[RFC] Arith dialect versions of affine.apply/min/max

Background and context

affine.apply, affine.min and affine.max are operations that take operands and return a value of type index and an attribute of builtin type AffineMap.

The particularity of the builtin type AffineMap is that it decomposes its operands between so-called “dimensions” and “symbols”. This decomposition was originally motivated by polyhedral compilation and Presburger arithmetic in which we distinguish between:

  1. runtime quantities that follow an arithmetic progression (called “dimensions” in MLIR parlance)
  2. runtime quantities that are constant but statically unknown at compile-time (called “symbols” in MLIR parlance)

For those who remember the Polylib tools :slight_smile:, these were called “domain iterators” and “parameters”.

One interesting property is that the definition of a “dimension” and a “symbol” is not universal: depending on which “op with a region” is considered the root of a particular analysis, the classification of which variable can be interpreted as a “dimension” or a “symbol” may change.

affine.apply was originally introduced as a means to implement classical analysis subject to polyhedral and affine restrictions in MLIR.

Motivation

Since them affine.apply has emerged as a good abstraction to represent more general notions of indexing that revolve around the AffineMap::compose method that do not have restrictions about what can be considered a dim and what must be considered as a symbol.

As the evolution of usages evolved in MLIR, it now appears clear that the implementation of affine.apply conflates 2 independent things:

  1. the machinery and rewrites based on mathematical properties of builtin::AffineMap that are universal and reusable.
  2. the polyhedral-era restrictions on what is allowed to be a “dimension” and a “symbol” in the context of an enclosing op with a region; also known as AffineScope in MLIR (not to be mistaken with a traditional polyhedral SCoP (static control part)).

As a result of this conflation, affine.apply depends on memref::DimOp (through isValidDim).
This makes it impossible to have a tensor.expand/collapse_shape that matches memref.expand/collapse_shape due to cyclic dependencies.

More generally, such an apply operation is a better representation than chains of AddIOp/MulIOp to manipulate in the IR and generally composes better, irrespective of polyhedral-inspired analyses.

Additionally, in the longer term, we anticipate to benefit from canonicalizations and rewrites that mix affine and non-affine indexing.

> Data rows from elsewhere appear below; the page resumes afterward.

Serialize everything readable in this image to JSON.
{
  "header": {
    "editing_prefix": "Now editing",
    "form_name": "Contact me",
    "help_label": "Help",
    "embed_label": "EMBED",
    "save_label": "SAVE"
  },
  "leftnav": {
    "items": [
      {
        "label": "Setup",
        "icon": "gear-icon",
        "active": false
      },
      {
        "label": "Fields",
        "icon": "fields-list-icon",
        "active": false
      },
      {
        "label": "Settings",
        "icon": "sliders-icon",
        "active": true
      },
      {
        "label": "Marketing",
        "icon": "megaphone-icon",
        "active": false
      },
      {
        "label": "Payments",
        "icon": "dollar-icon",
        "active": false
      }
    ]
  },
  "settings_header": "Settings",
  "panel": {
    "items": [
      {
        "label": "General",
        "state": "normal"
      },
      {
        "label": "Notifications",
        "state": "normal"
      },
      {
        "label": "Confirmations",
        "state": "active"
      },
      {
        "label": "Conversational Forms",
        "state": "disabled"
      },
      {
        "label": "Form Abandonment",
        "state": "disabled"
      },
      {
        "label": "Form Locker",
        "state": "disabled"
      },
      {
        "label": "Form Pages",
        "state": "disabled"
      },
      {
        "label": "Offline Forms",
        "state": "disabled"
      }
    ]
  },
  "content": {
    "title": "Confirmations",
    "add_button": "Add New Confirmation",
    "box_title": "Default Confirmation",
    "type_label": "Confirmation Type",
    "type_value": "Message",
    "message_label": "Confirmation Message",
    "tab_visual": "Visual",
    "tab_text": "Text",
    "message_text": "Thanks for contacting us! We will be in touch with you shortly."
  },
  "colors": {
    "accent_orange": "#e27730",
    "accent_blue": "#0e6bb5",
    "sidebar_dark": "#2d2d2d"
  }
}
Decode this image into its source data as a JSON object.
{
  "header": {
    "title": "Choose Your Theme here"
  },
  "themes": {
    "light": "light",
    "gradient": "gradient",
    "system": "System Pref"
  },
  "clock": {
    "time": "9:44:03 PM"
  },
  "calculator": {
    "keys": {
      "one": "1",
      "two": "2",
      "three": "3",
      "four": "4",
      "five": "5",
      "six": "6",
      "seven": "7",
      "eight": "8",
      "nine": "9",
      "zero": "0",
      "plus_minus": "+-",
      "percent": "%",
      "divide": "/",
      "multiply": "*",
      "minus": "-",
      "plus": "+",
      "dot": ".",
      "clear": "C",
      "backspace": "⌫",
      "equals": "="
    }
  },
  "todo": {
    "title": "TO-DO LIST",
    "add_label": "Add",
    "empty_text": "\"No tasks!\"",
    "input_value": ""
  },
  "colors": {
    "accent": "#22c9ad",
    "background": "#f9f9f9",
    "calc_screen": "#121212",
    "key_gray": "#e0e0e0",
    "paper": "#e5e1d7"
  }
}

In particular, I have always been a fan of the conciseness of the Halide folding rules once a more general notion of IndexingExpr is available; see for instance Halide/Simplify_And.cpp at master · halide/Halide · GitHub. We hope we can also look at recursive indexing for FFT/sort and other recursive quantities such as shifts, exp and log.

Proposal

Decouple the machinery and rewrites based on mathematical properties of builtin::AffineMap into arith dialect operations and keep AffineScope-related considerations to the affine dialect where they belong. Since AffineMap is already builtin, this should be relatively mechanical.

I am not too attached to the specifics but here are a few questions I expect others will have strong opinions on:

  1. start a new index dialect vs plop ops into arith and split out later on a per-need basis
  2. arith/index.affine_apply/affine_min/affine_max vs other names
  3. how to actually carve out the AffineScope related constraints and make them compose properly. This may be tricky as affine has historically not been very composable with other things.

Thoughts ?

Thanks for reading !

@ftynse , @pifon2a , @bondhugula , @ThomasRaoux

2 Likes

Can you clarify on this part? I see this in the isValidDim code:

  // The dim op is okay if its operand memref/tensor is defined at the top
  // level.
  if (auto dimOp = dyn_cast<memref::DimOp>(op))
    return isTopLevelValue(dimOp.source());
  if (auto dimOp = dyn_cast<tensor::DimOp>(op))
    return isTopLevelValue(dimOp.source());
  return false;

+1 on my side. It has happened several times that I wanted generate some arithmetic expression for tiling, distribution, etc… and having to deal with the affine expression restrictions around symbols vs dimension doesn’t make sense and prevents us from using affine expressions in some cases.

I assume the arith.affine expr would have relaxed validity condition (for instance affine expr doesn’t allow multiply two dimensions)?

I’ll punt to @pifon2a to refresh our memories on what the exact issue was there :slight_smile:

1 Like

Seems like you would want something like a PolynomialExpr which is a different beast?

Atm I am only proposing to make the AffineExpr-based op more reusable, so you’d still use dim * sym or sym * sym if you wanted to use that. The AffineMap::compose rules on that would be slightly different so it really depends on your use case.

+1

I’m in this camp. arith is “simple integer and floating point arithmetic operations”.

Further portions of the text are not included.